Alex was writing me off with sideways nods. ‘You look around here and as soon as you see ugly, damn if you see extra. All those things that you should appreciate, all those things you should be thankful for, you can’t see any of it. You go blind. It’s pathetic. If I was like that, how the fuck could I love you?’ And as if this was a play and that was his cue, yam-man appeared beside her.

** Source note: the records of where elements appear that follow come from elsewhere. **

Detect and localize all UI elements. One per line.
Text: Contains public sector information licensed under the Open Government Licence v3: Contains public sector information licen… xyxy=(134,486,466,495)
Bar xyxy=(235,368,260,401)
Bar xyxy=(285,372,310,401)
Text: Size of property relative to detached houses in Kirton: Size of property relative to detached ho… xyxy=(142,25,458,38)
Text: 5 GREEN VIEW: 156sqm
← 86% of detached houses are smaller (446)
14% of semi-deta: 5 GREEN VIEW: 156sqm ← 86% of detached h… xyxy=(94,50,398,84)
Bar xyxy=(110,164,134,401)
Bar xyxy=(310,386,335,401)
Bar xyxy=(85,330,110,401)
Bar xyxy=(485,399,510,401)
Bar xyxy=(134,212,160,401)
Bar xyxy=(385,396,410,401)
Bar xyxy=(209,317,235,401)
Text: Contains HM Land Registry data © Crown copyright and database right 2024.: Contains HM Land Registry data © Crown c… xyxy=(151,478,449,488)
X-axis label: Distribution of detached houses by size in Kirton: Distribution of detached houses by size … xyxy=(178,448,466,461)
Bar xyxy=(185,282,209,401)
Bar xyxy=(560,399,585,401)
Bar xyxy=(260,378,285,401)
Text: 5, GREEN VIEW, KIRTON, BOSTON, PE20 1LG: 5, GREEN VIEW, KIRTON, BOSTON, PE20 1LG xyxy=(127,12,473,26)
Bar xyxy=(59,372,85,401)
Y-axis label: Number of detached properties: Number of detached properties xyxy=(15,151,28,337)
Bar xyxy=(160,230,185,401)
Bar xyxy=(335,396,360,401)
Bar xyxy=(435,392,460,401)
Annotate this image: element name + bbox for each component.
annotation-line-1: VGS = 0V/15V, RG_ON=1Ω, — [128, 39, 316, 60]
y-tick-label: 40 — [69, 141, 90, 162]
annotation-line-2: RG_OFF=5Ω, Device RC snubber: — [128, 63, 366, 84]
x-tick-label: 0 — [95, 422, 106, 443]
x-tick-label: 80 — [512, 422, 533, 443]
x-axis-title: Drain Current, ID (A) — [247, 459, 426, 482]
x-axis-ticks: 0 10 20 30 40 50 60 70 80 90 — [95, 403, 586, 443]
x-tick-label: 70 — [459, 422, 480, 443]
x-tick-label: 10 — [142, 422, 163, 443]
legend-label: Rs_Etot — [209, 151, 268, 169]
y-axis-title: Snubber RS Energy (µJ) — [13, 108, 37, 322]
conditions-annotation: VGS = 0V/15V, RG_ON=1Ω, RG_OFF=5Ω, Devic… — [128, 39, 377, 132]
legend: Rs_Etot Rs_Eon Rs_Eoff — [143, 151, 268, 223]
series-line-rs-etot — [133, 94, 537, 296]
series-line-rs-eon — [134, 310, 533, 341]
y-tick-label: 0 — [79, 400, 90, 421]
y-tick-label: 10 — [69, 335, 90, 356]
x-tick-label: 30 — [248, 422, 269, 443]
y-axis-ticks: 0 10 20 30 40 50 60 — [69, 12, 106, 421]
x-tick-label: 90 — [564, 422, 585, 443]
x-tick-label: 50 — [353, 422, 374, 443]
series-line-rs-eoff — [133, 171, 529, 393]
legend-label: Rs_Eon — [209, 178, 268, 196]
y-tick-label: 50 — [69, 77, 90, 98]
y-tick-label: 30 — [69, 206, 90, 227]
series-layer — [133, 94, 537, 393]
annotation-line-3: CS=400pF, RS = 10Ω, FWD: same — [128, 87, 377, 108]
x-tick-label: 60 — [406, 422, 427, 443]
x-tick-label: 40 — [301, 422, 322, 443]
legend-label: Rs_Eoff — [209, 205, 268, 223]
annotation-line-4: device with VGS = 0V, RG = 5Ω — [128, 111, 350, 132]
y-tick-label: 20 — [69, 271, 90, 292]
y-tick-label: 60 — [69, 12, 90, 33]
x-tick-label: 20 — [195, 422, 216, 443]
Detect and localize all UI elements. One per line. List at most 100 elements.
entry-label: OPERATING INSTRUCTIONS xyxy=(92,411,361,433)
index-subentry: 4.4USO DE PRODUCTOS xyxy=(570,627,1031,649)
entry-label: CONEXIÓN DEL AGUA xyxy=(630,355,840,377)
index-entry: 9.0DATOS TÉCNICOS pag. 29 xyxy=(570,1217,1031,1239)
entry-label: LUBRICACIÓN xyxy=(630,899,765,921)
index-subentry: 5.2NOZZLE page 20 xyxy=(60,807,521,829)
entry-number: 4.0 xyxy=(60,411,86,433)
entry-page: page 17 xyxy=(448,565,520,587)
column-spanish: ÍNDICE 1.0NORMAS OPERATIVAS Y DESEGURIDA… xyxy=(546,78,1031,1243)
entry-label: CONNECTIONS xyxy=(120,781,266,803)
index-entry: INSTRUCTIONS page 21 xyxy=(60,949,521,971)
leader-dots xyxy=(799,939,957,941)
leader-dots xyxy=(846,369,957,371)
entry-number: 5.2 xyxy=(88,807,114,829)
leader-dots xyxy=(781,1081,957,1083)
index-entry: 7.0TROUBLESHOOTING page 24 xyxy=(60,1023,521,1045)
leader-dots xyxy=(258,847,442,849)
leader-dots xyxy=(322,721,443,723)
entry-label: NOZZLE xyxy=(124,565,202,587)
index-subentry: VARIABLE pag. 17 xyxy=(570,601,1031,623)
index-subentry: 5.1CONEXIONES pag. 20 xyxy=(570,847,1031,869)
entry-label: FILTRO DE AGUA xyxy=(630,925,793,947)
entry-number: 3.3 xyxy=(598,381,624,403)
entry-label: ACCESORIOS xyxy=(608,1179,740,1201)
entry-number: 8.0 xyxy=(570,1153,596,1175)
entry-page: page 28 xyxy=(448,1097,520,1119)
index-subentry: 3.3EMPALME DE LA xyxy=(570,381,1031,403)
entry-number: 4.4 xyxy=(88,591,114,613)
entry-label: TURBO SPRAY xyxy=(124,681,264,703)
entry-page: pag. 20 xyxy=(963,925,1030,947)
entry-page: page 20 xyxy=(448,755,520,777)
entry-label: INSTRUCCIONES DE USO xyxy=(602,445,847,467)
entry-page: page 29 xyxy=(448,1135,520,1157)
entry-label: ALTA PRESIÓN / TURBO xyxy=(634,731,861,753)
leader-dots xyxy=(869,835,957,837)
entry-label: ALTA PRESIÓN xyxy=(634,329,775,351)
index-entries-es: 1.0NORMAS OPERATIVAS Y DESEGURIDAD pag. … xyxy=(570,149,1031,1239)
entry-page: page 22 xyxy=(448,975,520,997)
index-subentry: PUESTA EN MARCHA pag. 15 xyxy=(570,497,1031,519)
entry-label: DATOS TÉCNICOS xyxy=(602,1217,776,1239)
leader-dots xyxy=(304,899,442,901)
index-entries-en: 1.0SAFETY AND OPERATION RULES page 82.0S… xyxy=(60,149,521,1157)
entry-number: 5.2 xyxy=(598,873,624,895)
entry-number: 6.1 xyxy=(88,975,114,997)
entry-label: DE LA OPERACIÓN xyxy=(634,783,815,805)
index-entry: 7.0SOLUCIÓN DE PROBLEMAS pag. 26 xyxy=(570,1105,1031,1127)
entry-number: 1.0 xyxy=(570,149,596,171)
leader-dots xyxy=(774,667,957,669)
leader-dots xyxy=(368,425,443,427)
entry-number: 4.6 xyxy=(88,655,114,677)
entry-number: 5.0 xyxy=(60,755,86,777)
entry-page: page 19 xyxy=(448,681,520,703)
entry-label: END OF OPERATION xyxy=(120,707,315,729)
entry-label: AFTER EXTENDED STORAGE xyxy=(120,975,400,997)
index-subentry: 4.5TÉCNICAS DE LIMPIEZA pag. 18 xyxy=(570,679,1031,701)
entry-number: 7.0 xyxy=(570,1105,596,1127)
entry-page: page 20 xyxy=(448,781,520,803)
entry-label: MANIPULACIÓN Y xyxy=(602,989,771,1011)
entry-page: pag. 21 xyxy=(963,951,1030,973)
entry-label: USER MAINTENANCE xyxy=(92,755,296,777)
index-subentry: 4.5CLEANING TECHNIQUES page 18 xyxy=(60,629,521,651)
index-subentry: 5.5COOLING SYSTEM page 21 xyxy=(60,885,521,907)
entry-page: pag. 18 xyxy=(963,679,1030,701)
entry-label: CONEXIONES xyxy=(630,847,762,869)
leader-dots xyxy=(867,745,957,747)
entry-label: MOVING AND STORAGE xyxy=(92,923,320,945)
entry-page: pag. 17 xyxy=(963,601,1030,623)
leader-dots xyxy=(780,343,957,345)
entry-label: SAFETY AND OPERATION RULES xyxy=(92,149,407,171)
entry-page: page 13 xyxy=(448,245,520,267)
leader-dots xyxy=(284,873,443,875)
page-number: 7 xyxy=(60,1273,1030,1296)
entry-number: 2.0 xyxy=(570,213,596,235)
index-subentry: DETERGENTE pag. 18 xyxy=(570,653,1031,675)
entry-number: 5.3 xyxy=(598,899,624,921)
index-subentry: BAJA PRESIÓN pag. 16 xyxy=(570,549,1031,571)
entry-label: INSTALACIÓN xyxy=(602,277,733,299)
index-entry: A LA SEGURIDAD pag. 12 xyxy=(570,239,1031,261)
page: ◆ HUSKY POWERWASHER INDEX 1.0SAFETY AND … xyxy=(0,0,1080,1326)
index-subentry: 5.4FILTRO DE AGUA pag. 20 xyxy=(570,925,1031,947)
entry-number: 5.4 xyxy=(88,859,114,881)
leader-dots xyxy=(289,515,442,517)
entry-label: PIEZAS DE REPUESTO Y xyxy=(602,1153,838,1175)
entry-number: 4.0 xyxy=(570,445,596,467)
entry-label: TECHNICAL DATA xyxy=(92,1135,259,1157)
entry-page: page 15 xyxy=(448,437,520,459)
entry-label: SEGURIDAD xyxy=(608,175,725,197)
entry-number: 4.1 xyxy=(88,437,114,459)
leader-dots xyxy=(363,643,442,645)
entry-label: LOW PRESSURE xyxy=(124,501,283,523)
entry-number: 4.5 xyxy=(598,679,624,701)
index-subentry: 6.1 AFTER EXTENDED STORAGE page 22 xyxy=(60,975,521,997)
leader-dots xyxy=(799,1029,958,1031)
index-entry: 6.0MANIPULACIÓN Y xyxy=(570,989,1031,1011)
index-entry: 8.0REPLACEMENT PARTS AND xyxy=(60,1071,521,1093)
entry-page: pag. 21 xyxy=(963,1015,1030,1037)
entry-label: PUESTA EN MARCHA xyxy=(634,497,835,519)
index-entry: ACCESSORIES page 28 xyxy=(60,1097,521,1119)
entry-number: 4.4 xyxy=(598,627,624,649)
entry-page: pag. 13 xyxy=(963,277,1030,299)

‘Hey, can y’all hook a brother up with—’

‘Yo, just get the fuck away from me!’ I was suddenly yelling. The throat-shredding, barely intelligible kind. So loud that I was as surprised as he was by my reaction. When the echoes of my scream had died, my face offered a demonstrative apology to yam-man as he shrugged an understanding forgiveness my way, but then both silent gestures were enveloped by the next scream. Female this time, the simple conjunction ‘Ass-hole!’ followed with the punctuation of a slam from a rusty car door.